In his important year-end post for his site PressThink, New York University journalism professor and critic Jay Rosen warned, “the world has changed and journalists are in the fight of their lives.” Rosen’s point is that the way for journalism to earn trust has changed because users now have more choices and more control. He then provides a thoughtful list of ways is which journalists can win trust through transparency.
But how does one win the trust of everyone in the era of Trump, who now is a bully with the White House pulpit? The president proudly claimed in an interview with the Fox Business Channel last October that he “started this whole fake news thing.” Of course, that is not true. In fact, according to the Washington Post, “President Trump has made 1,950 false or misleading claims over 347 days.”
That the president frequently lies is not fake news, and it is not new news. A Morning Consult/Political poll last December found that only 36 percent of those sampled thought the president is honest. In fact, 51 percent of those polled believe he is dishonest, while 60 percent think he is reckless. Yet his almost daily attacks against the press, mostly false or misleading, have staggered many members of the press.
The First Amendment of the Constitution guarantees freedom of the press. Freedom House reports that freedom of the press is in decline around the world, including here in the United States. A record number of journalists have been imprisoned worldwide, including 21 on “fake news” charges. Senator John McCain issued this warning to President Trump in December on Twitter, ”@POTUS must understand his harmful rhetoric only empowers repressive regimes to jail reporters and silence the truth.”
Soon after his return to the White House, following a holiday break in Florida, the president launched another fusillade on Twitter against one of his favorite targets, The New York Times. “The failing New York Times has a new publisher, A.G. Sulzberger. Congratulations! Here is a last chance for the Times to fulfill the vision of its Founder, Adolph Ochs, to give the news impartially, without fear of FAVOR, regardless of party, sect, or interests involved,” his first tweet read. He continued in a second tweet, “Get impartial journalists of a much higher standard, lose all your phony and non-existent ‘sources,’ and treat the President FAIRLY, so that the next time I (and the people) win, you won’t have to write and apology to your readers for a job poorly done!”

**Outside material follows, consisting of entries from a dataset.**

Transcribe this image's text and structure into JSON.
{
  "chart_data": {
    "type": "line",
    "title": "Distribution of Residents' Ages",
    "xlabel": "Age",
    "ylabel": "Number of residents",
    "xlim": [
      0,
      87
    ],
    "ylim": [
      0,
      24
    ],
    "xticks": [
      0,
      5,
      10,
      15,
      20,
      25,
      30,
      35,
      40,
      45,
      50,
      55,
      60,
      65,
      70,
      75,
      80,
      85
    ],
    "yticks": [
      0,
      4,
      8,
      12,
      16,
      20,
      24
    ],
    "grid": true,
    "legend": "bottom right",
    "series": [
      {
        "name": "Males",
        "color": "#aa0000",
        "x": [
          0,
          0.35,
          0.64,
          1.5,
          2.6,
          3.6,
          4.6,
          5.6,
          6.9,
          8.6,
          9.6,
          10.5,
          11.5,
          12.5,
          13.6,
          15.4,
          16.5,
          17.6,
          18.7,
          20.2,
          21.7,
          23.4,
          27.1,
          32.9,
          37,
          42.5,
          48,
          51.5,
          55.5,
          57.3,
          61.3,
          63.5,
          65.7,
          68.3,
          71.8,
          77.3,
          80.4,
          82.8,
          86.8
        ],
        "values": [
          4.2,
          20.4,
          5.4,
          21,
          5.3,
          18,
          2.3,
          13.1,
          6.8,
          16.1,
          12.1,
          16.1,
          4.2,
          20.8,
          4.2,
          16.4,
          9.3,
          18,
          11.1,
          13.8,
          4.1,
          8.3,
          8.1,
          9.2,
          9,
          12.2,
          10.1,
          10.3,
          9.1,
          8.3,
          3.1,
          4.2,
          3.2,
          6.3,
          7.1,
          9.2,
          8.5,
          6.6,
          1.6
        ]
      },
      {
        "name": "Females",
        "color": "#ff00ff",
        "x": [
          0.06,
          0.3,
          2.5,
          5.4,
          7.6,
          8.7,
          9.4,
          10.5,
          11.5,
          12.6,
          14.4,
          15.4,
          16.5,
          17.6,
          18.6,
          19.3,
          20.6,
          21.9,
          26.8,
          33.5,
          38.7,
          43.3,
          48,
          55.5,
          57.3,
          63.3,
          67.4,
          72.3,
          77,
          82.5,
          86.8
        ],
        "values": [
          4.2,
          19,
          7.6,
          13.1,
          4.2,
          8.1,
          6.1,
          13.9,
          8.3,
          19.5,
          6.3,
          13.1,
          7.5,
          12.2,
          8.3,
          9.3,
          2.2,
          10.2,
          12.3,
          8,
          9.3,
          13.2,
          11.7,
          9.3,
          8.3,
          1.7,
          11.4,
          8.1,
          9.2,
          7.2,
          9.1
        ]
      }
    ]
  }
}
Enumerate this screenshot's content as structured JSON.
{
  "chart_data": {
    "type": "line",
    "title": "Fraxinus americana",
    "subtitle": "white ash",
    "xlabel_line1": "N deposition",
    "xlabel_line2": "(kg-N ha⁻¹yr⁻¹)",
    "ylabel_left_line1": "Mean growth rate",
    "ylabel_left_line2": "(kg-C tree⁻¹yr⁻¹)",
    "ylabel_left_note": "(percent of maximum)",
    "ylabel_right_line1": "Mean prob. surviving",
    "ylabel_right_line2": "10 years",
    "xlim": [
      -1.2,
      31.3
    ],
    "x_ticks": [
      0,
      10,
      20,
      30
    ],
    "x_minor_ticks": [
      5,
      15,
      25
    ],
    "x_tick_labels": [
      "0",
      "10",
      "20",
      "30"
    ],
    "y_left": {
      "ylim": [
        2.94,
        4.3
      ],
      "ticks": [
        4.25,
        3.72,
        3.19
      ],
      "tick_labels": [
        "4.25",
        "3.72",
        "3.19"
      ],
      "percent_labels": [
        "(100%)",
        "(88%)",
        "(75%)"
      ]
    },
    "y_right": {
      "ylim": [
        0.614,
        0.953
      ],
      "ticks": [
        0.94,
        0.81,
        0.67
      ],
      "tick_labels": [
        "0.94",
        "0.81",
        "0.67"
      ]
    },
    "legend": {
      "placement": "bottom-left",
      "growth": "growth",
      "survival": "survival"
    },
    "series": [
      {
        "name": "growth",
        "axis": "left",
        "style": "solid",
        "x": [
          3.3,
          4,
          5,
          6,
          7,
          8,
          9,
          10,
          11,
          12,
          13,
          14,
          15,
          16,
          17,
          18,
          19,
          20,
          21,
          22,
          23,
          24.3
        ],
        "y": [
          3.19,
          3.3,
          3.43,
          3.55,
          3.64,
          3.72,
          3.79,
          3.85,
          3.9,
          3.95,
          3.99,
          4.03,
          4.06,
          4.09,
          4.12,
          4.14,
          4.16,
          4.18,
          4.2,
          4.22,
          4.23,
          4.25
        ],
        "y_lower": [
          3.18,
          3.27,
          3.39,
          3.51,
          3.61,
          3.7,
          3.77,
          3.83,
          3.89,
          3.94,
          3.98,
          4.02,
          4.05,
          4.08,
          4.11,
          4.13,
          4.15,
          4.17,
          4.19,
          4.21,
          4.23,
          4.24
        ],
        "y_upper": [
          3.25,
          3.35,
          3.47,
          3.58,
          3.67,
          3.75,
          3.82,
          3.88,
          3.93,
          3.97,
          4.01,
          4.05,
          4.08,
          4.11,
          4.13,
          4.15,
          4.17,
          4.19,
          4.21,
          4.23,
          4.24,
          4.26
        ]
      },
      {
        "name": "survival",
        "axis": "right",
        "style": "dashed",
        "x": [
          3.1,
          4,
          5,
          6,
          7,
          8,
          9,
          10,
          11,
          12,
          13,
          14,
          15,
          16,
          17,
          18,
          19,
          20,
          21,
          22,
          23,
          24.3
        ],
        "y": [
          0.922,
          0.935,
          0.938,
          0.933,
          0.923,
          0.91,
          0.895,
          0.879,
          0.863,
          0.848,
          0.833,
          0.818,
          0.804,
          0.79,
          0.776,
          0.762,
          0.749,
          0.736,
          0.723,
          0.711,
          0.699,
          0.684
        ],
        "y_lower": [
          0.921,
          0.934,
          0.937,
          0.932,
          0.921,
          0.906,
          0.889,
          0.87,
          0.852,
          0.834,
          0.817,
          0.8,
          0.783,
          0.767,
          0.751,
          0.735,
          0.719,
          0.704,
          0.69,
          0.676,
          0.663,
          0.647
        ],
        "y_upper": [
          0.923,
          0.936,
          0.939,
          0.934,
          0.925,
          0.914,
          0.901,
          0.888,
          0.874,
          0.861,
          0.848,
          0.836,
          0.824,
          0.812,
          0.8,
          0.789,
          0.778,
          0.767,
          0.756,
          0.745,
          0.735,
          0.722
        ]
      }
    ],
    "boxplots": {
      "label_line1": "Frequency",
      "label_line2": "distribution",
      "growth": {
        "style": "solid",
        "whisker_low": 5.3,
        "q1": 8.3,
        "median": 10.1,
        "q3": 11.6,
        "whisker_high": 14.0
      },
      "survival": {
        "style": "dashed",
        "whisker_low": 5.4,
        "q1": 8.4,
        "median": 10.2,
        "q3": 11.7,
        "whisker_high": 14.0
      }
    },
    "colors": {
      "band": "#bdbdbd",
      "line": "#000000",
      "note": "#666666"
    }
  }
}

Clearly, the president’s claims of fake news and his attacks on news organizations are all a tactic. If he was innocent of sin, if his White House was free of scandal, if his agenda was popular with the masses, he wouldn’t have to protest too much. But he doth protest an awful lot! He loves to spin his own alternate reality and lash out at the press. His communications staff, assorted acolytes and members of Congress echo his attacks because it is in their own personal interest and the mainstream media are easy targets. Washington Post Executive Editor Marty Baron stoically observed last year, “We are not at war with the administration, we are at work.”
But for more news channels, more online news sites, and the growing amount of users who get their news from social media, opinion is now the currency of the realm. An enormous number of Americans get their information only from sources they feel agree with their views, i.e., one’s that are consistent with their core beliefs. And some news outlets carefully craft their content to appeal to their likely viewers, and to advance a political agenda. This has left America so politically divided it is hard for people from different regions or ideologies to agree on basic facts, let alone have an rational and calm discussion.
More transparency is important, absolutely, but do Sean Hannity’s 3.2 million viewers care if he is transparent? Few of his viewers check around with different sources to get the other side of the argument. And they don’t care that Hannity regularly consults with President Trump, who is a big fan of his program. Sure, Hannity is not a journalist, but he is on the Fox News Channel.
The big question is at what point will Americans say enough is enough with the attacks on the press. At what point will Americans be motivated enough to devote time to study all sides of the issues. At what point will Americans take the time to be well informed before making decisions about elected officials, as our founding fathers had intended when they wrote the First Amendment. The fathers wanted to assure that America would not be ruled by a despot, rather that it would always be ruled by the people.
The press is not perfect, but most major news organizations have a process to assure that all of the facts are fully vetted before they are published, and to assure fairness, impartiality, independence and accountability. On the other hand, the administration, the Congress, and government agencies are not always transparent and accountable to the people. That will only happen with a strong and vibrant press.
Journalists may be in a fight for their lives, due to evolving business models and rapid changes in technology, but their survival is essential for the maintenance of this great democracy.